By Timothy D. Brady
Now there’s a contradiction in terms. A trucker planning a vacation?
Taking a vacation is something many micro-motor carriers place on the back burner. The trucker either thinks he can’t afford it or his business will go down the tubes if he takes time off. On the contrary. As far-fetched as this may seem, a vacation is possible with a bit of planning and foresight.
Step One: Developing your plan:
Know what it’s costing you to operate your trucking business day-to-day. For the purpose of your vacation goal, you need to know your daily fixed costs. Take your Annual Fixed Cost total and divide it by 260. (You use 260 days and not 365 is that no trucker runs with paying freight every day of the year. 260 represents 5 days a week, which is the average time the vast majority of trucks actually generate revenue.) Now you know your daily fixed costs. And remember, the most important expense in your Fixed Cost is your own salary. You need to have the money in reserve for things like car payments, house or rent payments, etc.
Step Two: What’s the number of days you’ll be on vacation?
Plan enough days so that you’ll actually relax and thinking about things totally unrelated to trucking. Why take time off, if you’re going to worry about what’s going on with your carrier.
Step Three: Give yourself the revenue to cover the short revenue days.
Add 10 additional days (5 days before your vacation and 5 days after its end). This is to compensate for the loss of hauling revenue. This is to cover being home on a specific date to start your holiday. Plus when you return to a positive cash flow upon your return. (The ten days provide a financial cushion.)
Step Four: Calculating the money you’ll need in reserve.
Multiply the total number of vacation days, including the 10 additional ones, by your daily fixed costs (including your salary).
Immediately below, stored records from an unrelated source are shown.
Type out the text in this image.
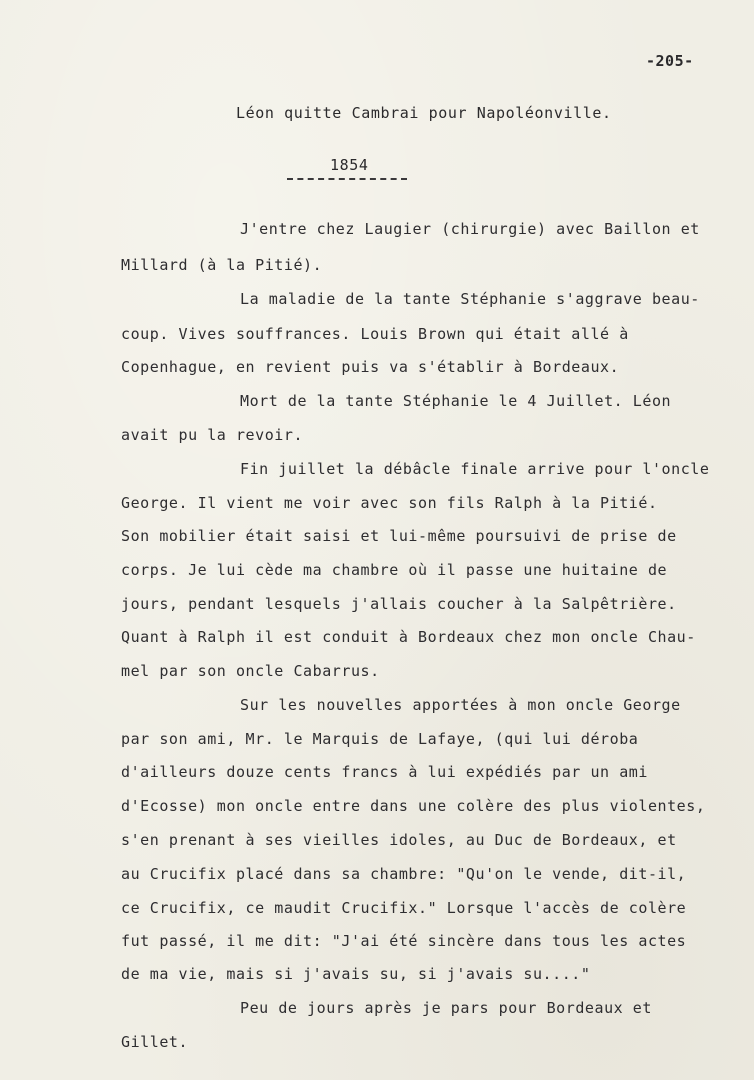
-205-
Léon quitte Cambrai pour Napoléonville.
1854
J'entre chez Laugier (chirurgie) avec Baillon et
Millard (à la Pitié).
La maladie de la tante Stéphanie s'aggrave beau-
coup. Vives souffrances. Louis Brown qui était allé à
Copenhague, en revient puis va s'établir à Bordeaux.
Mort de la tante Stéphanie le 4 Juillet. Léon
avait pu la revoir.
Fin juillet la débâcle finale arrive pour l'oncle
George. Il vient me voir avec son fils Ralph à la Pitié.
Son mobilier était saisi et lui-même poursuivi de prise de
corps. Je lui cède ma chambre où il passe une huitaine de
jours, pendant lesquels j'allais coucher à la Salpêtrière.
Quant à Ralph il est conduit à Bordeaux chez mon oncle Chau-
mel par son oncle Cabarrus.
Sur les nouvelles apportées à mon oncle George
par son ami, Mr. le Marquis de Lafaye, (qui lui déroba
d'ailleurs douze cents francs à lui expédiés par un ami
d'Ecosse) mon oncle entre dans une colère des plus violentes,
s'en prenant à ses vieilles idoles, au Duc de Bordeaux, et
au Crucifix placé dans sa chambre: "Qu'on le vende, dit-il,
ce Crucifix, ce maudit Crucifix." Lorsque l'accès de colère
fut passé, il me dit: "J'ai été sincère dans tous les actes
de ma vie, mais si j'avais su, si j'avais su...."
Peu de jours après je pars pour Bordeaux et
Gillet.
This is the amount of cash reserve needed in your vacation savings account.
Step Five: Calculating what you’ll need to add to your hauling rates.
Take this cash reserve requirement total, add it to your Annual Fixed Cost figure, and divide by 260. This new total will be your new daily fixed cost. This is the amount you need every day, to pay all your fixed business expenses, personal home expenses, and provide you with a Vacation Cash Reserve.
Please note: this cash reserve is solely for covering all your trucking business expenses. It includes your personal salary during your vacation. And while getting back into the swing of the business upon your return. The money needed for the vacation itself (plane tickets, hotel, etc.) is a separate savings plan.
How to structure your time away so you return to a thriving operation.
Now you have the financial side of things covered for your vacation. Here are a few loose ends that need to be handled to ensure your business is there upon your return.
For the business to be there when you return your employees and drivers need to make the right decisions. This means they must have the information they need to do their jobs as well as portions of yours. This is accomplished by training them well in advance.
How to cover your loads as a single-pony operator to go on vacation.
For the owner/operator with one truck and no employees.
1. Pick a slow part of your hauling year when load pickings are slim.
2. Locate another trusted single-pony operator who hauls the same freight in the same lanes as you.
3.Work schedules out so you both can get needed time off. You cover for him with his customers and the other trucker covers for you with your customers.
This benefits both of you.
1. It helps increase his revenue during a slow period and give you the needed rejuvenation period.
2. You can reciprocate and cover for him while he goes on vacation. This can either be when you return or, if needed, during a later slow freight period.
Working together even though you may be competitors can have some real benefits.
Learn to delegate to others long before you’re headed out the door for some R and R.
For the small carrier owner, you need to delegate specific tasks and responsibilities to your employees. Don’t give one staff person all of your responsibilities; make sure you spread them throughout the ranks so one person isn’t overwhelmed.
Notifying your customers.
Contact your regular shippers and brokers and let them know when you’ll be going on holiday. And don’t wait until you’re a couple of days away from departure. Let them know at least two or three months in advance. Then again one month before the date. Finally, the week before you leave. Provide them with your contact information so they can get in touch with you if they have an emergency. And when you return, get in touch with everyone and let them know you’ve returned. Focused communication will help alleviate many fears and assure them that it will be ‘business as usual’ in your absence.
Best times to take a vacation.
Plan around slow periods if your business is seasonal, or there are foreseeable times when loads slow down. That’s by far the best time to take a vacation. For one reason, there’s less opportunity for problems to crop up.
Set a schedule to stay in touch with your office personnel or trucker covering your loads.
Finally, set a schedule to check email and to be available to your staff. A word of caution on this final step. Keep this schedule to a minimum and set very strict guidelines. Remember, you’re getting away from it all to get a rest from routine and rejuvenate your energy. The more interruptions you allow, the less effective and enjoyable the time off will be.
All work and no play will take a toll on your productivity and your bottom line.